Diplock spent 20 years on the creative side of advertising – 10 years as an art director and 10 more as a copywriter. Even with his creative background, Diplock says it was not easy for him to immediately find comfort in the director’s chair, likening himself to current Philadelphia Phillies manager Terry Francona, who became a baseball manager at age 36.
‘He was interviewed and he said if he had known that he was going to be a manager that quickly, he would have paid more attention as a player to what the coaches and managers were doing – and I feel the same way,’ says Diplock. ‘When I was on the agency side, I was very into what we were doing. I wish I had sat down and taken some notes.’
In 1997, Diplock’s first assignment as a director was for Sony while still a writer at bbdo.
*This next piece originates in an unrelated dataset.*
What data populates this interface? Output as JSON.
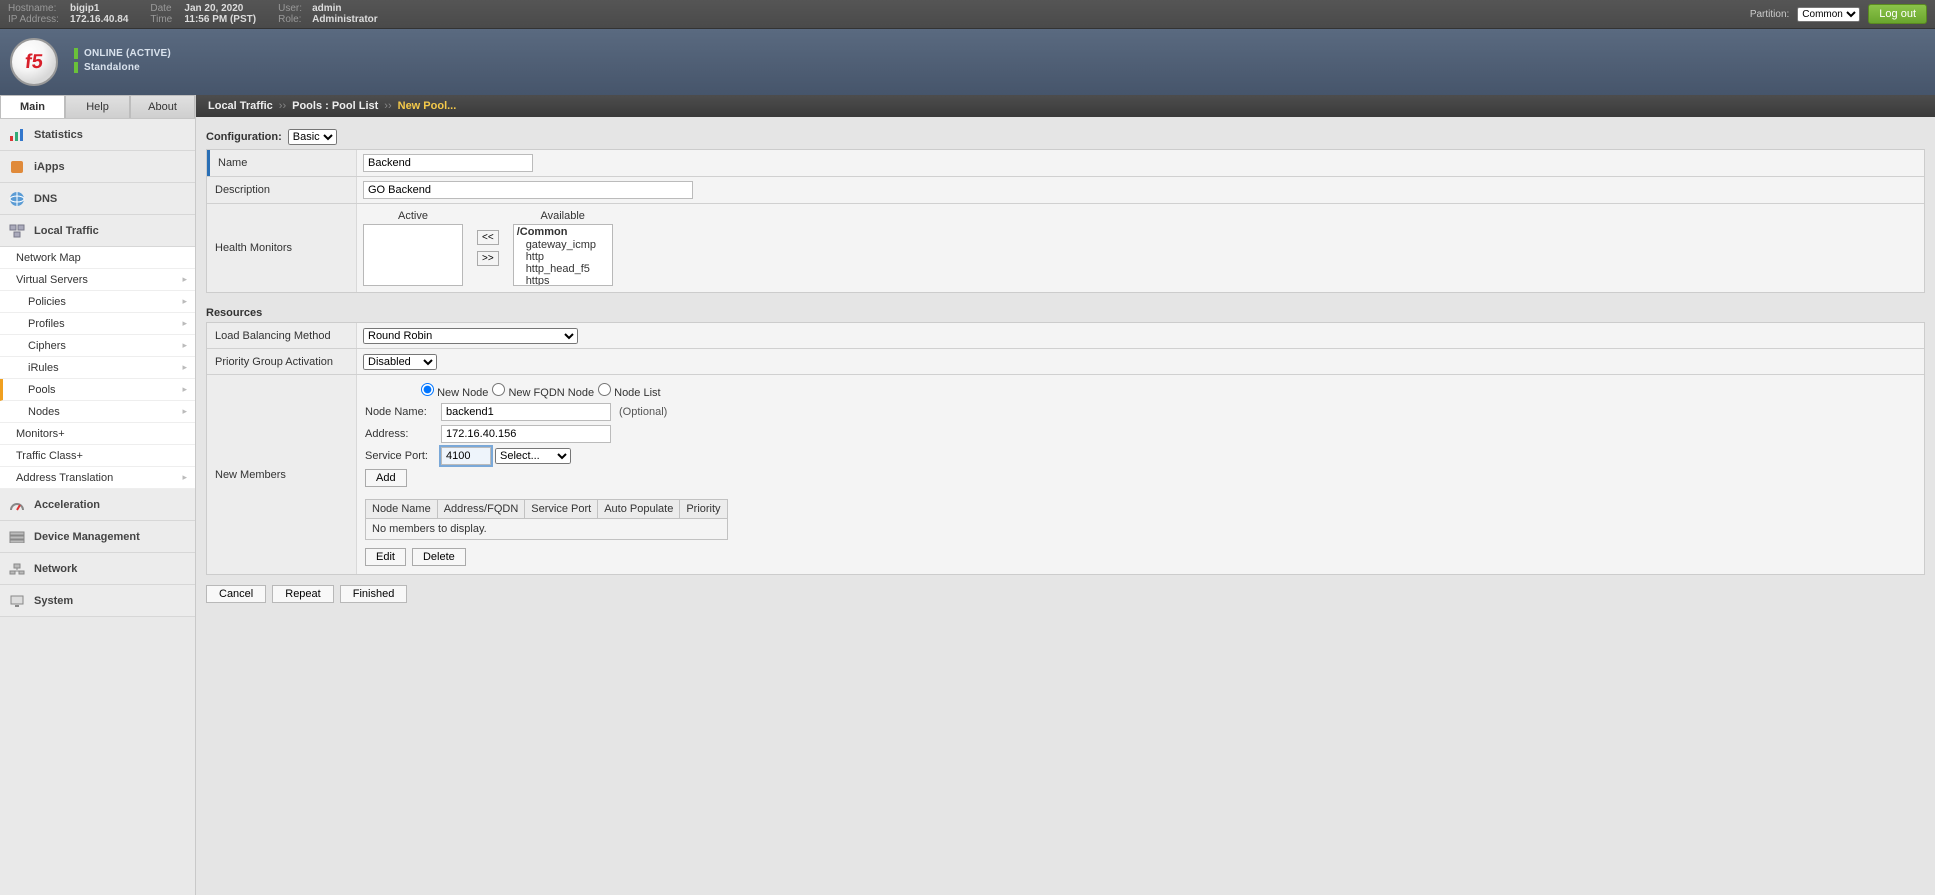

For his efforts he picked up a Silver Campaign Bessie – and he wasn’t even directing full time yet.
After joining Apple Box in March 1999 , Diplock began to collect work for his reel with clients like Nokia, Molson, Star Choice and the Western Canada Lottery Corp.
Diplock says the spots all look vastly different for a reason. ‘If I have a style I hope I can get rid of it,’ he says. ‘There are a lot of creative and agency people that have a ‘style,’ and I always thought it was a bad thing, because one day you could be working on oil filters and the next on a charity for aids. [Commercials] should look and sound different because the stuff that you’re selling is pretty varied.’
Diplock hopes that in the future he will be able to do more ’emotive’ work, adding that one of his strengths in creative was being able to make people laugh and cry as needed with his work.
The director is outspoken in his views on egotism, especially where it relates to the commercial industry.
‘You run into all of these unnecessary egos sometimes in this business and I could never figure out why,’ he says. ‘You see guys running into burning buildings to save babies, and they don’t have the egos some directors do. I’ve seen so many times someone’s opinion not being listened to because they are a junior account person or something – and I have never understood that.’
Diplock is also not a big fan of extensive research and focus groups in advertising. He believes research and nitpicking at focus sessions can sometimes do some serious damage to what otherwise might have been a tremendous piece of work.
‘It’s just so tough to get great work out there for major advertisers,’ Diplock says. Incidentally, Diplock admits that Apple Box is working on a short film about focus groups.
For Diplock, now an established commercial director, it is important that credit for ideas goes to the right places. He says during his two decades on the creative side, he would occasionally see too much credit for a great spot going to a high-profile director and not nearly enough to the creative team behind the original concept.
‘You’d sweat over this spot for weeks and push it through the client and push it through the focus groups and show up to shoot the thing and you almost didn’t have a handle on it anymore,’ he says. ‘It is so easily forgotten that these concepts and genius come out of the creative people. We must do justice to what they come up with.’